In the short term, there is a solid case for the European Commission not to go against this effective UK veto over any meaningful change in European financial regulatory institutions. The referendum creates the risk that the United Kingdom might leave the European Union, which could be severely detrimental for both. Any initiative that may fan the flames of anti-EU passion across the Channel must be toned down or outright shelved. But therein also lies a great irony. While all member states would gain from a genuine capital markets union, Britain would gain disproportionately. In most other member states, nonfinancial enterprises would unambiguously benefit through better access to finance, but the impact on the domestic financial sector could be neutral or even negative given the additional competitive pressure. By contrast, the City of London and other parts of the UK financial services industry are almost sure to gain from more development and integration of Europe’s capital markets, given their entrenched comparative advantage in financial intermediation—assuming that the United Kingdom remains in the European Union.

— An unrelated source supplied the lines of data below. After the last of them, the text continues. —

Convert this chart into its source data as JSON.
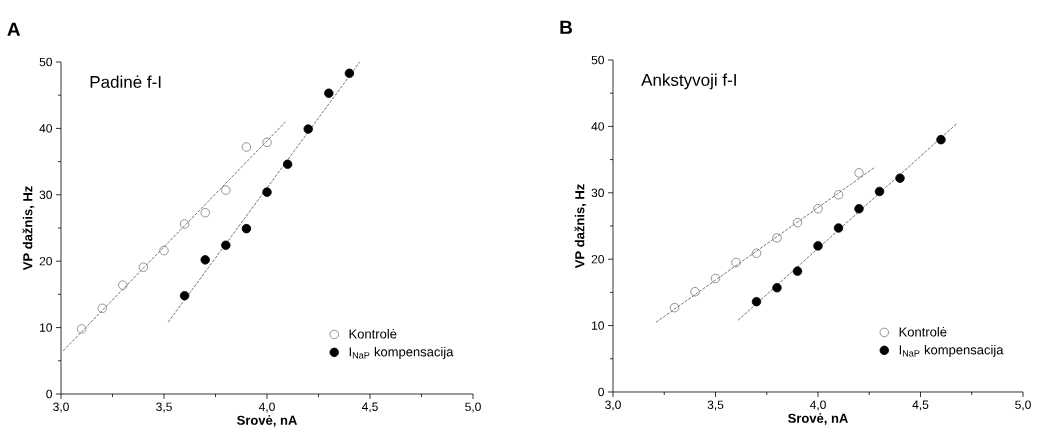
{
  "chart_data": [
    {
      "type": "scatter",
      "title": "A",
      "annotations": [
        "Padinė f-I"
      ],
      "xlabel": "Srovė, nA",
      "ylabel": "VP dažnis, Hz",
      "xlim": [
        3.0,
        5.0
      ],
      "ylim": [
        0,
        50
      ],
      "xticks": [
        {
          "value": 3.0,
          "label": "3,0"
        },
        {
          "value": 3.5,
          "label": "3,5"
        },
        {
          "value": 4.0,
          "label": "4,0"
        },
        {
          "value": 4.5,
          "label": "4,5"
        },
        {
          "value": 5.0,
          "label": "5,0"
        }
      ],
      "yticks": [
        0,
        10,
        20,
        30,
        40,
        50
      ],
      "legend": "bottom right",
      "marker": "circle",
      "series": [
        {
          "name": "Kontrolė",
          "color": "#7a7a7a",
          "x": [
            3.1,
            3.2,
            3.3,
            3.4,
            3.5,
            3.6,
            3.7,
            3.8,
            3.9,
            4.0
          ],
          "values": [
            9.8,
            12.9,
            16.4,
            19.1,
            21.6,
            25.6,
            27.3,
            30.7,
            37.2,
            37.9
          ]
        },
        {
          "name": "I$_{NaP}$ kompensacija",
          "color": "#000000",
          "x": [
            3.6,
            3.7,
            3.8,
            3.9,
            4.0,
            4.1,
            4.2,
            4.3,
            4.4
          ],
          "values": [
            14.8,
            20.2,
            22.4,
            24.9,
            30.4,
            34.6,
            39.9,
            45.3,
            48.3
          ]
        },
        {
          "type": "line",
          "line_style": "dashed",
          "marker": "none",
          "color": "#505050",
          "x": [
            3.01,
            4.09
          ],
          "values": [
            6.5,
            41.0
          ]
        },
        {
          "type": "line",
          "line_style": "dashed",
          "marker": "none",
          "color": "#505050",
          "x": [
            3.52,
            4.45
          ],
          "values": [
            10.8,
            50.0
          ]
        }
      ]
    },
    {
      "type": "scatter",
      "title": "B",
      "annotations": [
        "Ankstyvoji f-I"
      ],
      "xlabel": "Srovė, nA",
      "ylabel": "VP dažnis, Hz",
      "xlim": [
        3.0,
        5.0
      ],
      "ylim": [
        0,
        50
      ],
      "xticks": [
        {
          "value": 3.0,
          "label": "3,0"
        },
        {
          "value": 3.5,
          "label": "3,5"
        },
        {
          "value": 4.0,
          "label": "4,0"
        },
        {
          "value": 4.5,
          "label": "4,5"
        },
        {
          "value": 5.0,
          "label": "5,0"
        }
      ],
      "yticks": [
        0,
        10,
        20,
        30,
        40,
        50
      ],
      "legend": "bottom right",
      "marker": "circle",
      "series": [
        {
          "name": "Kontrolė",
          "color": "#7a7a7a",
          "x": [
            3.3,
            3.4,
            3.5,
            3.6,
            3.7,
            3.8,
            3.9,
            4.0,
            4.1,
            4.2
          ],
          "values": [
            12.7,
            15.1,
            17.1,
            19.5,
            20.9,
            23.2,
            25.5,
            27.6,
            29.7,
            33.0
          ]
        },
        {
          "name": "I$_{NaP}$ kompensacija",
          "color": "#000000",
          "x": [
            3.7,
            3.8,
            3.9,
            4.0,
            4.1,
            4.2,
            4.3,
            4.4,
            4.6
          ],
          "values": [
            13.6,
            15.7,
            18.2,
            22.0,
            24.7,
            27.6,
            30.2,
            32.2,
            38.0
          ]
        },
        {
          "type": "line",
          "line_style": "dashed",
          "marker": "none",
          "color": "#505050",
          "x": [
            3.21,
            4.28
          ],
          "values": [
            10.5,
            33.9
          ]
        },
        {
          "type": "line",
          "line_style": "dashed",
          "marker": "none",
          "color": "#505050",
          "x": [
            3.61,
            4.68
          ],
          "values": [
            10.8,
            40.5
          ]
        }
      ]
    }
  ]
}
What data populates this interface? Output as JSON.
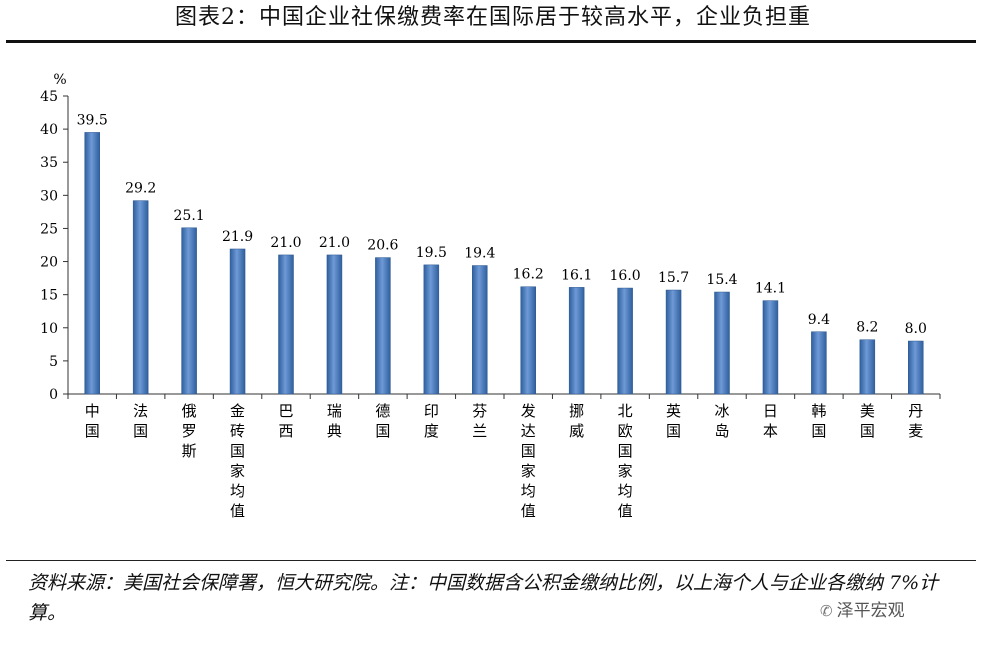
{
  "title": "图表2：中国企业社保缴费率在国际居于较高水平，企业负担重",
  "source_note": "资料来源：美国社会保障署，恒大研究院。注：中国数据含公积金缴纳比例，以上海个人与企业各缴纳 7%计算。",
  "watermark": {
    "text": "泽平宏观",
    "icon": "wechat-icon"
  },
  "chart_data": {
    "type": "bar",
    "ylabel": "%",
    "ylim": [
      0,
      45
    ],
    "yticks": [
      0,
      5,
      10,
      15,
      20,
      25,
      30,
      35,
      40,
      45
    ],
    "categories": [
      "中国",
      "法国",
      "俄罗斯",
      "金砖国家均值",
      "巴西",
      "瑞典",
      "德国",
      "印度",
      "芬兰",
      "发达国家均值",
      "挪威",
      "北欧国家均值",
      "英国",
      "冰岛",
      "日本",
      "韩国",
      "美国",
      "丹麦"
    ],
    "values": [
      39.5,
      29.2,
      25.1,
      21.9,
      21.0,
      21.0,
      20.6,
      19.5,
      19.4,
      16.2,
      16.1,
      16.0,
      15.7,
      15.4,
      14.1,
      9.4,
      8.2,
      8.0
    ],
    "value_labels": [
      "39.5",
      "29.2",
      "25.1",
      "21.9",
      "21.0",
      "21.0",
      "20.6",
      "19.5",
      "19.4",
      "16.2",
      "16.1",
      "16.0",
      "15.7",
      "15.4",
      "14.1",
      "9.4",
      "8.2",
      "8.0"
    ],
    "bar_color": "#4a7ebb",
    "grid": false,
    "legend": false
  }
}
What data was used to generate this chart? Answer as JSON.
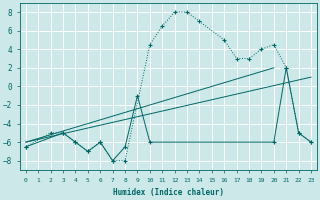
{
  "xlabel": "Humidex (Indice chaleur)",
  "bg_color": "#cce8e8",
  "line_color": "#006666",
  "grid_color": "#ffffff",
  "xlim": [
    -0.5,
    23.5
  ],
  "ylim": [
    -9,
    9
  ],
  "yticks": [
    -8,
    -6,
    -4,
    -2,
    0,
    2,
    4,
    6,
    8
  ],
  "xticks": [
    0,
    1,
    2,
    3,
    4,
    5,
    6,
    7,
    8,
    9,
    10,
    11,
    12,
    13,
    14,
    15,
    16,
    17,
    18,
    19,
    20,
    21,
    22,
    23
  ],
  "curve1_x": [
    0,
    2,
    3,
    4,
    5,
    6,
    7,
    8,
    10,
    11,
    12,
    13,
    14,
    16,
    17,
    18,
    19,
    20,
    21,
    22,
    23
  ],
  "curve1_y": [
    -6.5,
    -5,
    -5,
    -6,
    -7,
    -6,
    -8,
    -8,
    4.5,
    6.5,
    8,
    8,
    7,
    5,
    3,
    3,
    4,
    4.5,
    2,
    -5,
    -6
  ],
  "curve2_x": [
    0,
    3,
    4,
    5,
    6,
    7,
    8,
    9,
    10,
    20,
    21,
    22,
    23
  ],
  "curve2_y": [
    -6.5,
    -5,
    -6,
    -7,
    -6,
    -8,
    -6.5,
    -1,
    -6,
    -6,
    2,
    -5,
    -6
  ],
  "line3_x": [
    0,
    23
  ],
  "line3_y": [
    -6,
    1
  ],
  "line4_x": [
    0,
    20
  ],
  "line4_y": [
    -6,
    2
  ]
}
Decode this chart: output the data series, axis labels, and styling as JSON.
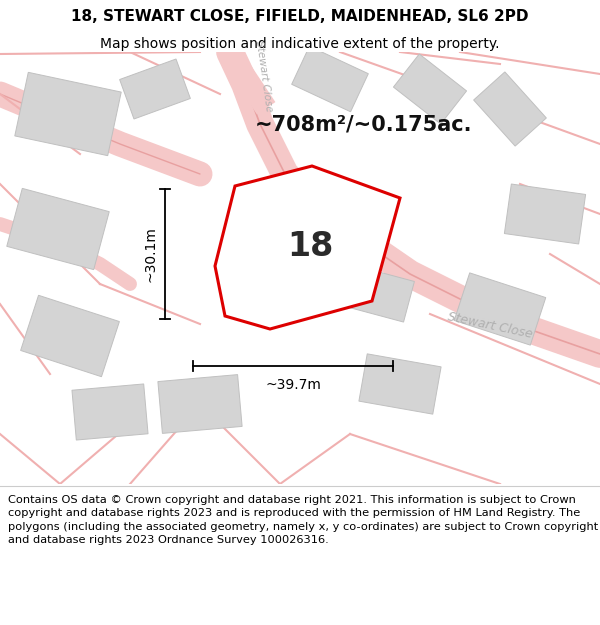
{
  "title_line1": "18, STEWART CLOSE, FIFIELD, MAIDENHEAD, SL6 2PD",
  "title_line2": "Map shows position and indicative extent of the property.",
  "area_text": "~708m²/~0.175ac.",
  "label_number": "18",
  "dim_width_text": "~39.7m",
  "dim_height_text": "~30.1m",
  "footer_text": "Contains OS data © Crown copyright and database right 2021. This information is subject to Crown copyright and database rights 2023 and is reproduced with the permission of HM Land Registry. The polygons (including the associated geometry, namely x, y co-ordinates) are subject to Crown copyright and database rights 2023 Ordnance Survey 100026316.",
  "map_bg": "#f5f5f5",
  "building_color": "#d4d4d4",
  "building_edge": "#c0c0c0",
  "road_fill": "#f5c8c8",
  "road_edge": "#e8a0a0",
  "plot_edge": "#dd0000",
  "dim_line_color": "#000000",
  "road_text_color": "#b0b0b0",
  "title_fontsize": 11,
  "subtitle_fontsize": 10,
  "footer_fontsize": 8.2,
  "area_fontsize": 15,
  "label_fontsize": 24,
  "dim_fontsize": 10,
  "road_label_fontsize": 9
}
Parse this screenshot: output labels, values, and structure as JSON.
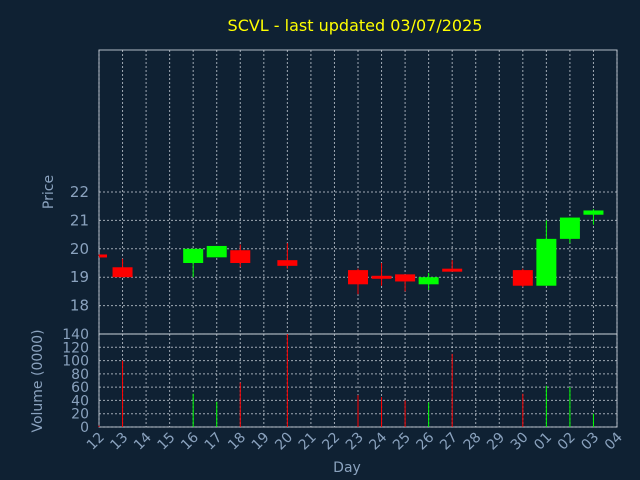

This observation can be extended beyond the debate about capital markets and financial services regulation. The traditional view of Europe’s single market project was all about harmonizing product standards, a view that is perhaps best embodied in the Single European Act of February 1986. In markets for goods and unregulated services, harmonization is sufficient to eliminate cross-border barriers, because enforcing standards is sufficiently straightforward to be left to a decentralized network of public authorities and courts. However, in regulated service sectors such as finance, enforcement functions (which include licensing, authorizations, and supervision) involve considerable judgment and discretion. In such sectors, leaving these functions exclusively or mainly to the national level results in cross-border fragmentation, while pooling them at the European level is a necessary (though not always sufficient) condition for cross-border integration. National authorities typically don’t trust each other, defend their territorial prerogatives, and are often motivated to defend or promote their respective national champions. For that reason, “passporting” or mutual-recognition frameworks are often not complied with, as authorities find ways to add national requirements or oversight to participants that have been authorized in third countries. In short, for such sectors, a single market worthy of its name will remain elusive as long as regulatory enforcement remains primarily at the national level.
As it happens, regulated services are also increasingly important for Europe’s growth and its economic and social resilience. Witness Juncker’s flagship structural reform projects—including an “Energy Union” and a “Digital Single Market” along with the capital markets union—that are also focused on regulated services sectors and raise similar trade-offs about European versus national administrative authority. While the “old” single market in goods and unregulated services was satisfactorily addressed through standards harmonization, the new single market challenge is all about regulatory enforcement institutions. Denial of this stark reality is widespread in Europe, not least in the United Kingdom itself. Such denial may be politically expedient but is analytically unhelpful, and stands ultimately at odds with the proclaimed commitment to a European single market. A clear-sighted public debate about this challenge may be delayed until after the UK referendum, but not indefinitely.